Kirkwood High School student newspaper
when+all+else+fails-+Rick+and+Morty

Art by Liv Timp

when all else fails- Rick and Morty

Exhausted – Rachel Finan

You know that feeling before an airplane takes off? That split second of sitting in anticipation of the rumbling engine, the popped ears, your stomach dropping and feeling like you’re floating. Until suddenly you’re suspended in the air strapped into your peeling Southwest seat. 

This year has encapsulated that feeling of suspense to a tee, but there’s been no take off — no resolution. 

As I read through my fellow TKC staffers’ columns, I am struck by the lessons they seemed to learn from the infinite number of uncertainties of a year lived in a pandemic. Yet, as they ponder the complexities of the stars above and find life’s truths, I am stuck in this place of pause that hasn’t left since my extended sophomore year spring break turned into taking my AP U.S. History final at my IKEA desk.

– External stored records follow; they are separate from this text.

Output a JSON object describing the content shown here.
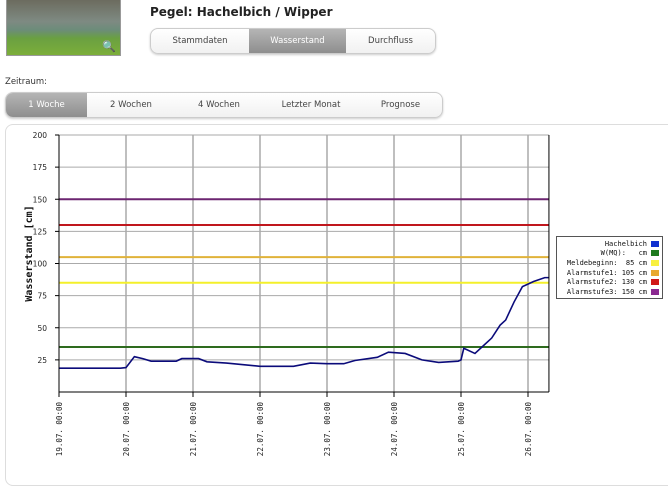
{
  "header": {
    "title": "Pegel: Hachelbich / Wipper",
    "photo_icon": "magnifier-zoom-icon"
  },
  "tabs": [
    {
      "label": "Stammdaten",
      "active": false
    },
    {
      "label": "Wasserstand",
      "active": true
    },
    {
      "label": "Durchfluss",
      "active": false
    }
  ],
  "period": {
    "label": "Zeitraum:",
    "options": [
      {
        "label": "1 Woche",
        "active": true
      },
      {
        "label": "2 Wochen",
        "active": false
      },
      {
        "label": "4 Wochen",
        "active": false
      },
      {
        "label": "Letzter Monat",
        "active": false
      },
      {
        "label": "Prognose",
        "active": false
      }
    ]
  },
  "chart_data": {
    "type": "line",
    "ylabel": "Wasserstand [cm]",
    "ylim": [
      0,
      200
    ],
    "yticks": [
      25,
      50,
      75,
      100,
      125,
      150,
      175,
      200
    ],
    "xlim": [
      "19.07. 00:00",
      "26.07. 07:30"
    ],
    "xticks": [
      "19.07. 00:00",
      "20.07. 00:00",
      "21.07. 00:00",
      "22.07. 00:00",
      "23.07. 00:00",
      "24.07. 00:00",
      "25.07. 00:00",
      "26.07. 00:00"
    ],
    "grid": true,
    "legend_position": "right",
    "series": [
      {
        "name": "Hachelbich",
        "color": "#0b0b7a",
        "points": [
          [
            "19.07. 00:00",
            18.5
          ],
          [
            "19.07. 22:00",
            18.5
          ],
          [
            "20.07. 00:00",
            19
          ],
          [
            "20.07. 03:00",
            27.5
          ],
          [
            "20.07. 06:00",
            26
          ],
          [
            "20.07. 09:00",
            24
          ],
          [
            "20.07. 18:00",
            24
          ],
          [
            "20.07. 20:00",
            26
          ],
          [
            "21.07. 02:00",
            26
          ],
          [
            "21.07. 05:00",
            23.5
          ],
          [
            "21.07. 12:00",
            22.5
          ],
          [
            "22.07. 00:00",
            20
          ],
          [
            "22.07. 12:00",
            20
          ],
          [
            "22.07. 18:00",
            22.5
          ],
          [
            "23.07. 00:00",
            22
          ],
          [
            "23.07. 06:00",
            22
          ],
          [
            "23.07. 10:00",
            24.5
          ],
          [
            "23.07. 18:00",
            27
          ],
          [
            "23.07. 22:00",
            31
          ],
          [
            "24.07. 04:00",
            30
          ],
          [
            "24.07. 10:00",
            25
          ],
          [
            "24.07. 16:00",
            23
          ],
          [
            "24.07. 23:00",
            24
          ],
          [
            "25.07. 00:00",
            25
          ],
          [
            "25.07. 01:00",
            34
          ],
          [
            "25.07. 05:00",
            30
          ],
          [
            "25.07. 08:00",
            36
          ],
          [
            "25.07. 11:00",
            42
          ],
          [
            "25.07. 14:00",
            52
          ],
          [
            "25.07. 16:00",
            56
          ],
          [
            "25.07. 19:00",
            70
          ],
          [
            "25.07. 22:00",
            82
          ],
          [
            "26.07. 02:00",
            86
          ],
          [
            "26.07. 06:00",
            89
          ],
          [
            "26.07. 07:30",
            89
          ]
        ]
      }
    ],
    "thresholds": [
      {
        "name": "W(MQ):",
        "value": 35,
        "unit": "cm",
        "color": "#2e6b1e",
        "value_label": ""
      },
      {
        "name": "Meldebeginn:",
        "value": 85,
        "unit": "cm",
        "color": "#f4f02a",
        "value_label": "85"
      },
      {
        "name": "Alarmstufe1:",
        "value": 105,
        "unit": "cm",
        "color": "#e0b23a",
        "value_label": "105"
      },
      {
        "name": "Alarmstufe2:",
        "value": 130,
        "unit": "cm",
        "color": "#c0171d",
        "value_label": "130"
      },
      {
        "name": "Alarmstufe3:",
        "value": 150,
        "unit": "cm",
        "color": "#6c2570",
        "value_label": "150"
      }
    ],
    "legend": [
      {
        "text": "Hachelbich",
        "color": "#1030d0"
      },
      {
        "text": "W(MQ):   cm",
        "color": "#1e7a1e"
      },
      {
        "text": "Meldebeginn:  85 cm",
        "color": "#f8f040"
      },
      {
        "text": "Alarmstufe1: 105 cm",
        "color": "#e8a830"
      },
      {
        "text": "Alarmstufe2: 130 cm",
        "color": "#d01818"
      },
      {
        "text": "Alarmstufe3: 150 cm",
        "color": "#8a2890"
      }
    ]
  }
}
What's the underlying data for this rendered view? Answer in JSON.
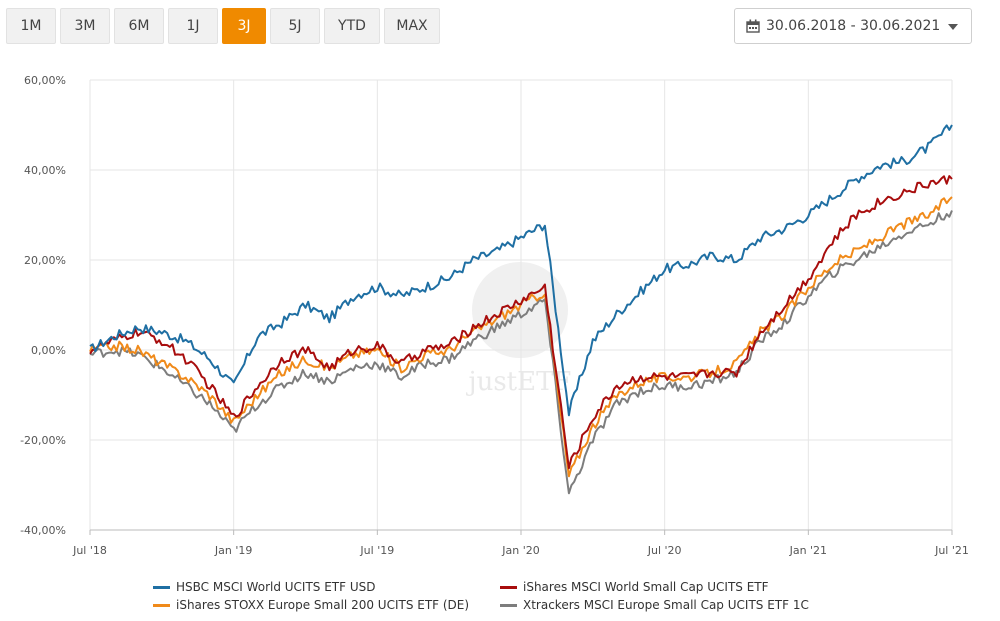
{
  "toolbar": {
    "tabs": [
      "1M",
      "3M",
      "6M",
      "1J",
      "3J",
      "5J",
      "YTD",
      "MAX"
    ],
    "active_tab": "3J",
    "date_range": "30.06.2018 - 30.06.2021"
  },
  "colors": {
    "accent": "#f08a00",
    "hsbc": "#1f6fa3",
    "ishares_world_small": "#a80d0d",
    "ishares_stoxx": "#f08a1a",
    "xtrackers": "#7d7d7d"
  },
  "watermark": "justETF",
  "chart_data": {
    "type": "line",
    "title": "",
    "xlabel": "",
    "ylabel": "",
    "x": [
      "Jul '18",
      "Aug '18",
      "Sep '18",
      "Oct '18",
      "Nov '18",
      "Dec '18",
      "Jan '19",
      "Feb '19",
      "Mar '19",
      "Apr '19",
      "May '19",
      "Jun '19",
      "Jul '19",
      "Aug '19",
      "Sep '19",
      "Oct '19",
      "Nov '19",
      "Dec '19",
      "Jan '20",
      "Feb '20",
      "Mar '20",
      "Apr '20",
      "May '20",
      "Jun '20",
      "Jul '20",
      "Aug '20",
      "Sep '20",
      "Oct '20",
      "Nov '20",
      "Dec '20",
      "Jan '21",
      "Feb '21",
      "Mar '21",
      "Apr '21",
      "May '21",
      "Jun '21",
      "Jul '21"
    ],
    "x_ticks": [
      "Jul '18",
      "Jan '19",
      "Jul '19",
      "Jan '20",
      "Jul '20",
      "Jan '21",
      "Jul '21"
    ],
    "y_ticks": [
      "-40,00%",
      "-20,00%",
      "0,00%",
      "20,00%",
      "40,00%",
      "60,00%"
    ],
    "ylim": [
      -40,
      60
    ],
    "series": [
      {
        "name": "HSBC MSCI World UCITS ETF USD",
        "color_key": "hsbc",
        "values": [
          0,
          3,
          5,
          4,
          2,
          -2,
          -8,
          3,
          6,
          10,
          7,
          12,
          14,
          12,
          14,
          16,
          20,
          22,
          25,
          28,
          -14,
          2,
          8,
          13,
          18,
          19,
          21,
          20,
          25,
          27,
          30,
          34,
          38,
          41,
          42,
          45,
          50
        ]
      },
      {
        "name": "iShares MSCI World Small Cap UCITS ETF",
        "color_key": "ishares_world_small",
        "values": [
          0,
          2,
          4,
          2,
          -2,
          -8,
          -15,
          -8,
          -2,
          0,
          -4,
          0,
          1,
          -3,
          0,
          1,
          5,
          8,
          11,
          14,
          -26,
          -15,
          -8,
          -6,
          -6,
          -6,
          -5,
          -5,
          4,
          10,
          16,
          24,
          30,
          33,
          35,
          37,
          38
        ]
      },
      {
        "name": "iShares STOXX Europe Small 200 UCITS ETF (DE)",
        "color_key": "ishares_stoxx",
        "values": [
          0,
          1,
          0,
          -3,
          -6,
          -10,
          -16,
          -10,
          -5,
          -2,
          -4,
          -1,
          0,
          -4,
          -1,
          0,
          4,
          7,
          10,
          13,
          -28,
          -17,
          -10,
          -7,
          -6,
          -6,
          -5,
          -3,
          4,
          8,
          14,
          19,
          22,
          25,
          28,
          30,
          34
        ]
      },
      {
        "name": "Xtrackers MSCI Europe Small Cap UCITS ETF 1C",
        "color_key": "xtrackers",
        "values": [
          -1,
          0,
          -1,
          -4,
          -8,
          -12,
          -18,
          -12,
          -8,
          -5,
          -7,
          -4,
          -3,
          -6,
          -3,
          -2,
          2,
          5,
          8,
          11,
          -32,
          -20,
          -12,
          -9,
          -8,
          -8,
          -7,
          -5,
          2,
          6,
          12,
          17,
          20,
          23,
          26,
          28,
          31
        ]
      }
    ],
    "legend_position": "bottom",
    "grid": true
  },
  "legend": [
    {
      "label": "HSBC MSCI World UCITS ETF USD",
      "color_key": "hsbc"
    },
    {
      "label": "iShares MSCI World Small Cap UCITS ETF",
      "color_key": "ishares_world_small"
    },
    {
      "label": "iShares STOXX Europe Small 200 UCITS ETF (DE)",
      "color_key": "ishares_stoxx"
    },
    {
      "label": "Xtrackers MSCI Europe Small Cap UCITS ETF 1C",
      "color_key": "xtrackers"
    }
  ]
}
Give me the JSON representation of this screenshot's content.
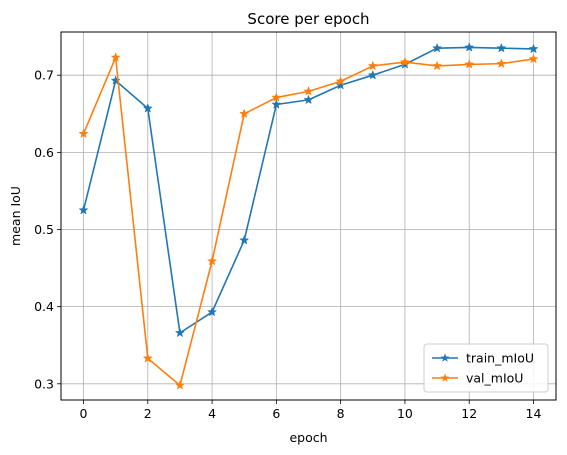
{
  "chart_data": {
    "type": "line",
    "title": "Score per epoch",
    "xlabel": "epoch",
    "ylabel": "mean IoU",
    "x": [
      0,
      1,
      2,
      3,
      4,
      5,
      6,
      7,
      8,
      9,
      10,
      11,
      12,
      13,
      14
    ],
    "series": [
      {
        "name": "train_mIoU",
        "color": "#1f77b4",
        "marker": "star",
        "values": [
          0.525,
          0.693,
          0.657,
          0.366,
          0.393,
          0.486,
          0.662,
          0.668,
          0.687,
          0.7,
          0.714,
          0.735,
          0.736,
          0.735,
          0.734
        ]
      },
      {
        "name": "val_mIoU",
        "color": "#ff7f0e",
        "marker": "star",
        "values": [
          0.624,
          0.723,
          0.333,
          0.298,
          0.459,
          0.65,
          0.671,
          0.679,
          0.692,
          0.712,
          0.717,
          0.712,
          0.714,
          0.715,
          0.721
        ]
      }
    ],
    "xlim": [
      -0.7,
      14.7
    ],
    "ylim": [
      0.279,
      0.756
    ],
    "xticks": [
      0,
      2,
      4,
      6,
      8,
      10,
      12,
      14
    ],
    "xtick_labels": [
      "0",
      "2",
      "4",
      "6",
      "8",
      "10",
      "12",
      "14"
    ],
    "yticks": [
      0.3,
      0.4,
      0.5,
      0.6,
      0.7
    ],
    "ytick_labels": [
      "0.3",
      "0.4",
      "0.5",
      "0.6",
      "0.7"
    ],
    "grid": true,
    "legend_position": "lower-right"
  }
}
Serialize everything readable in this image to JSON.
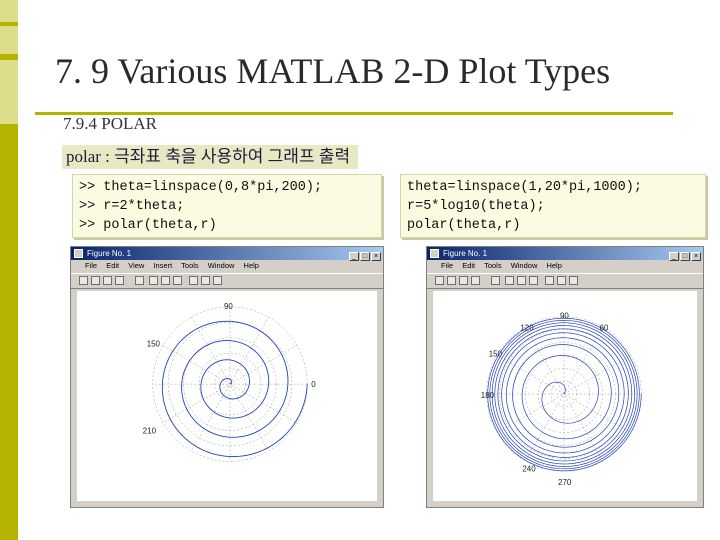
{
  "slide": {
    "title": "7. 9 Various MATLAB 2-D Plot Types",
    "subheading": "7.9.4 POLAR",
    "description": "polar : 극좌표 축을 사용하여 그래프 출력"
  },
  "code_left": {
    "line1": ">> theta=linspace(0,8*pi,200);",
    "line2": ">> r=2*theta;",
    "line3": ">> polar(theta,r)"
  },
  "code_right": {
    "line1": "theta=linspace(1,20*pi,1000);",
    "line2": "r=5*log10(theta);",
    "line3": "polar(theta,r)"
  },
  "figure_left": {
    "window_title": "Figure No. 1",
    "menu": [
      "File",
      "Edit",
      "View",
      "Insert",
      "Tools",
      "Window",
      "Help"
    ],
    "angle_labels": {
      "a90": "90",
      "a150": "150",
      "a0": "0",
      "a210": "210"
    }
  },
  "figure_right": {
    "window_title": "Figure No. 1",
    "menu": [
      "File",
      "Edit",
      "Tools",
      "Window",
      "Help"
    ],
    "angle_labels": {
      "a90": "90",
      "a120": "120",
      "a60": "60",
      "a150": "150",
      "a180": "180",
      "a240": "240",
      "a270": "270"
    }
  },
  "colors": {
    "accent": "#b3b300",
    "plot_line": "#1f3fbf",
    "grid": "#9a9a9a"
  }
}
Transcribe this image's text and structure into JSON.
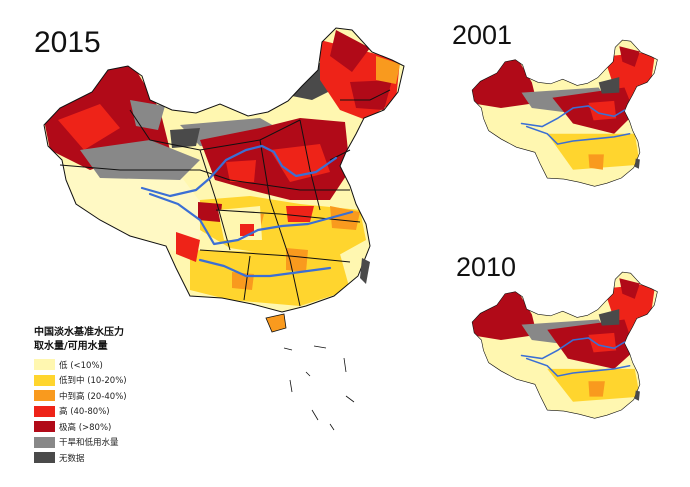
{
  "maps": [
    {
      "year": "2015"
    },
    {
      "year": "2001"
    },
    {
      "year": "2010"
    }
  ],
  "legend": {
    "title": "中国淡水基准水压力",
    "subtitle": "取水量/可用水量",
    "items": [
      {
        "label": "低 (<10%)",
        "color": "#fff7b0"
      },
      {
        "label": "低到中 (10-20%)",
        "color": "#ffd52e"
      },
      {
        "label": "中到高 (20-40%)",
        "color": "#f99a1e"
      },
      {
        "label": "高 (40-80%)",
        "color": "#ee2318"
      },
      {
        "label": "极高 (>80%)",
        "color": "#b10a18"
      },
      {
        "label": "干旱和低用水量",
        "color": "#888888"
      },
      {
        "label": "无数据",
        "color": "#4a4a4a"
      }
    ]
  },
  "river_color": "#3b6fd4"
}
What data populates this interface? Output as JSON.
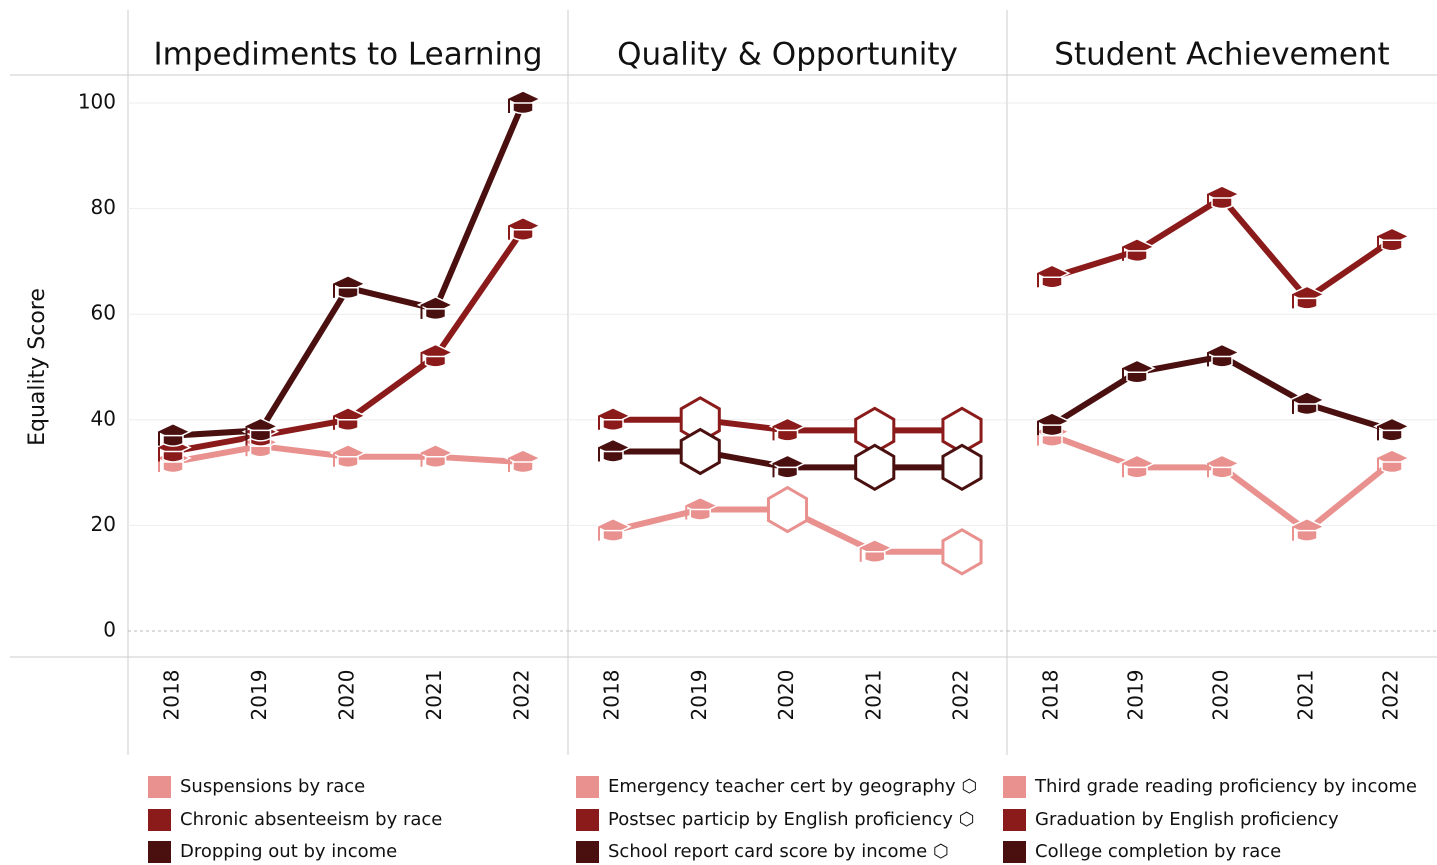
{
  "chart_data": [
    {
      "type": "line",
      "title": "Impediments to Learning",
      "y_label": "Equality Score",
      "categories": [
        "2018",
        "2019",
        "2020",
        "2021",
        "2022"
      ],
      "ylim": [
        0,
        100
      ],
      "yticks": [
        0,
        20,
        40,
        60,
        80,
        100
      ],
      "grid": true,
      "series": [
        {
          "name": "Suspensions by race",
          "color": "#e8918e",
          "values": [
            32,
            35,
            33,
            33,
            32
          ],
          "markers": [
            "cap",
            "cap",
            "cap",
            "cap",
            "cap"
          ]
        },
        {
          "name": "Chronic absenteeism by race",
          "color": "#8b1a1a",
          "values": [
            34,
            37,
            40,
            52,
            76
          ],
          "markers": [
            "cap",
            "cap",
            "cap",
            "cap",
            "cap"
          ]
        },
        {
          "name": "Dropping out by income",
          "color": "#4a1010",
          "values": [
            37,
            38,
            65,
            61,
            100
          ],
          "markers": [
            "cap",
            "cap",
            "cap",
            "cap",
            "cap"
          ]
        }
      ]
    },
    {
      "type": "line",
      "title": "Quality & Opportunity",
      "categories": [
        "2018",
        "2019",
        "2020",
        "2021",
        "2022"
      ],
      "ylim": [
        0,
        100
      ],
      "yticks": [
        0,
        20,
        40,
        60,
        80,
        100
      ],
      "grid": true,
      "series": [
        {
          "name": "Emergency teacher cert by geography ⬡",
          "color": "#e8918e",
          "values": [
            19,
            23,
            23,
            15,
            15
          ],
          "markers": [
            "cap",
            "cap",
            "hex",
            "cap",
            "hex"
          ]
        },
        {
          "name": "Postsec particip by English proficiency ⬡",
          "color": "#8b1a1a",
          "values": [
            40,
            40,
            38,
            38,
            38
          ],
          "markers": [
            "cap",
            "hex",
            "cap",
            "hex",
            "hex"
          ]
        },
        {
          "name": "School report card score by income ⬡",
          "color": "#4a1010",
          "values": [
            34,
            34,
            31,
            31,
            31
          ],
          "markers": [
            "cap",
            "hex",
            "cap",
            "hex",
            "hex"
          ]
        }
      ]
    },
    {
      "type": "line",
      "title": "Student Achievement",
      "categories": [
        "2018",
        "2019",
        "2020",
        "2021",
        "2022"
      ],
      "ylim": [
        0,
        100
      ],
      "yticks": [
        0,
        20,
        40,
        60,
        80,
        100
      ],
      "grid": true,
      "series": [
        {
          "name": "Third grade reading proficiency by income",
          "color": "#e8918e",
          "values": [
            37,
            31,
            31,
            19,
            32
          ],
          "markers": [
            "cap",
            "cap",
            "cap",
            "cap",
            "cap"
          ]
        },
        {
          "name": "Graduation by English proficiency",
          "color": "#8b1a1a",
          "values": [
            67,
            72,
            82,
            63,
            74
          ],
          "markers": [
            "cap",
            "cap",
            "cap",
            "cap",
            "cap"
          ]
        },
        {
          "name": "College completion by race",
          "color": "#4a1010",
          "values": [
            39,
            49,
            52,
            43,
            38
          ],
          "markers": [
            "cap",
            "cap",
            "cap",
            "cap",
            "cap"
          ]
        }
      ]
    }
  ]
}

I guess what I’m getting at is humans love to find the meaning in things. I think that’s where 2020 proved to be a puzzle. In a year of such turmoil, significance is hard to find, and as soon as you think you’ve found inner peace, people are storming the Capitol. You’re left looking at the next news headline to see what petition to sign or whether you’ll ever be able to buy hand sanitizer again. Everything seemed to be moving at a high speed that no amount of caffeine could help you keep up with. I tried to turn to running to find purpose or focus in a time where I felt neither. Instead, I had a canceled track season and a half normal cross country season spent battling self-doubt race after race resulting in subpar performances. 

As junior year was underway, it was back to in-person school. After a short-lived time back, my mom came home with Rona and I was sentenced to three weeks of November in my room, only allowed to leave my Hobbit hole for a packed Thanksgiving dinner for my mom, my dog (he stuck to the Iams dog chow) and me. During my time in quarantine I tried hopping on the early quarantine trend of dying my hair pink, but sadly the meaning of life isn’t discovered in Loreal Temporary Hair Dye. In a fit of boredom my guitar left the corner of my room, I did Chloe Ting’s “Two Week Ab Challenge,” I went on walks, and I listened to podcast after podcast until I had spent hours learning about the childhood of Dolly Parton and the meanings of her songs in detail. 

After my release from house arrest, I thought the ability to have human interaction would quench my insatiable boredom. Yet, as time droned on, even small gatherings seemed to blend together as weeks grew monotonous and my motivation spiraled like the stock market after the great GameStop scheme. My grades plummeted, my screen time skyrocketed, and Infinite Campus notifications ruined my “Grey’s Anatomy” oblivion. Every attempt at finding motivation for something was met with a stark realization that last school year my mask hook didn’t exist and the news, although still chaotic, didn’t rapid-fire tragedies at me till the point of numbness. 

At this point you are probably questioning what the overarching theme is to this column. Here’s the best answer I could give you: there is no theme because I have no message, no lesson and no earth changing realization about life. This year I had family events, a death, an ACT, protests but all I can tell you is I’m exhausted. After fourteen months of living in limbo, I’m ready for the plane to take off and, dear God, please take us into a post pandemic world.